Le régime de la garantie décennale appliqué au domaine public

Lors d'une question adressée au ministère de la Justice, ce dernier précise que la garantie décennale appliquée au domaine public n'est pas une garantie d'ordre public. Une garantie contractuelle peut donc la substituer. La commune en cause aura tout intérêt à ajuster l'accord ou à invoquer la garantie décennale de son cocontractant, personne privée, laquelle est d'ordre public.

Le sénateur Jean Louis Masson adresse une question au gouvernement (question n° 11294) : la commune qui prévoit d'accepter l'offre – par la signature d'un protocole transactionnel – de reconstruction d'un mur séparant une école municipale d'une parcelle privée, proposée par le propriétaire de cette dernière, pourrait-elle bénéficier du régime lié à la garantie décennale ?

Dans une réponse du 22 juillet 2021, le ministère de la Justice précise que cela dépend du domaine considéré : le litige relève-t-il du juge administratif ou du juge judiciaire ? Plus précisément, le mur relève-t-il du domaine privé ou du domaine public de la commune ?

Dans le premier cas, l'article 1792 du code civil, qui prévoit la garantie décennale, s'applique systématiquement puisqu'elle est une garantie légale d'ordre public – toute convention établissant un régime contraire sera inopposable (article 1792-5 du même code). Ainsi, la conclusion d'un protocole transactionnel ne privera pas le maître d'ouvrage de se prévaloir de cette garantie.

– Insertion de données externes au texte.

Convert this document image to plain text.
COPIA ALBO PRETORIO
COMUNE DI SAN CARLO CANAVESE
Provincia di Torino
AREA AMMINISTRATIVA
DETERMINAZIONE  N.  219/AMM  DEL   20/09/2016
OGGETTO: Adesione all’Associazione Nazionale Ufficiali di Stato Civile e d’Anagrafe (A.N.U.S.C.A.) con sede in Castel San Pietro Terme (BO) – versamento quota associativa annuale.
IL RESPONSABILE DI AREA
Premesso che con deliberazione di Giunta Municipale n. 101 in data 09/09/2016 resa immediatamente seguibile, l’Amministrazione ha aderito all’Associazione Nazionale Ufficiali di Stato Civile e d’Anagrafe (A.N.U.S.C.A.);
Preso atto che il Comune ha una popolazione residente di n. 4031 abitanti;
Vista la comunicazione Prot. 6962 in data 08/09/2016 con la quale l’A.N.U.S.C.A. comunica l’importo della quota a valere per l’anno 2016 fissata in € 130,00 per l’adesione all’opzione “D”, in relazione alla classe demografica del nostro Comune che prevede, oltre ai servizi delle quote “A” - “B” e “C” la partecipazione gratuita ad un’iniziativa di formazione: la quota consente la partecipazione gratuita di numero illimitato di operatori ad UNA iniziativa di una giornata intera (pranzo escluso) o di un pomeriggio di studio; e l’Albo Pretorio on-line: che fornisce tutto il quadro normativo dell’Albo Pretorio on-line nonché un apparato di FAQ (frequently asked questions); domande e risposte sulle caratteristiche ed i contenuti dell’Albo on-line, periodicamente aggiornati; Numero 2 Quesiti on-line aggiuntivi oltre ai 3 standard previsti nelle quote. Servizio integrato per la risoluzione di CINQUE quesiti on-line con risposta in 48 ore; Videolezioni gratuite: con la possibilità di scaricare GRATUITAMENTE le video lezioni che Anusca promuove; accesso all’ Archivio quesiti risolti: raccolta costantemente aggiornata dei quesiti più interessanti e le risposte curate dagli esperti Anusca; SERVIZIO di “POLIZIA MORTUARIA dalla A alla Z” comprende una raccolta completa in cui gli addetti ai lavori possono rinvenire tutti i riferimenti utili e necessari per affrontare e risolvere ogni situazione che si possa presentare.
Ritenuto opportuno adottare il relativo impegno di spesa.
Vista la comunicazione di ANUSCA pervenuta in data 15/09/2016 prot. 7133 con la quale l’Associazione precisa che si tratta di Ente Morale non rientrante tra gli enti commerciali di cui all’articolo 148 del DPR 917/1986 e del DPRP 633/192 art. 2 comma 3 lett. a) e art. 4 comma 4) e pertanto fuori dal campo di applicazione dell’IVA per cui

Dans le second cas, le régime applicable aux constructions qui relèvent du droit administratif a été établi par la jurisprudence. Ainsi, le Conseil d'Etat a prévu, dans son arrêt du 31 mai 2010 (requête n° 317006), à l'image du droit civil, l'existence de cette même garantie décennale. Or, selon l'arrêt Commune de Nancy (requête n° 160996), elle n'est pas d'ordre public si le litige relève du droit administratif. En ce sens, la garantie contractuelle qui viendrait substituer la garantie décennale est tout à fait valable. En l'espèce, si la commune conclut un protocole transactionnel avec son cocontractant privé, elle aura tout intérêt à invoquer la garantie décennale de son cocontractant, ce que le juge administratif appréciera.

Or, selon l'arrêt du Conseil d'Etat Sté Tunzini-Nessi Entreprises (requête n° 58084) si la commune n'a pas la qualité de maître d'ouvrage, "le protocole transactionnel devra organiser une cession de la créance en garantie décennale à son profit". Les créances en question peuvent d'ailleurs être, selon le ministre de la Justice, futures, éventuelles, à terme ou conditionnelles.

Enfin, le ministère rappelle la jurisprudence Binoux du Conseil d'Etat (requête n° 58201) qui pourrait offrir la possibilité à la commune de prévoir, au sein de l'accord, un mécanisme de subrogation conventionnelle à son profit.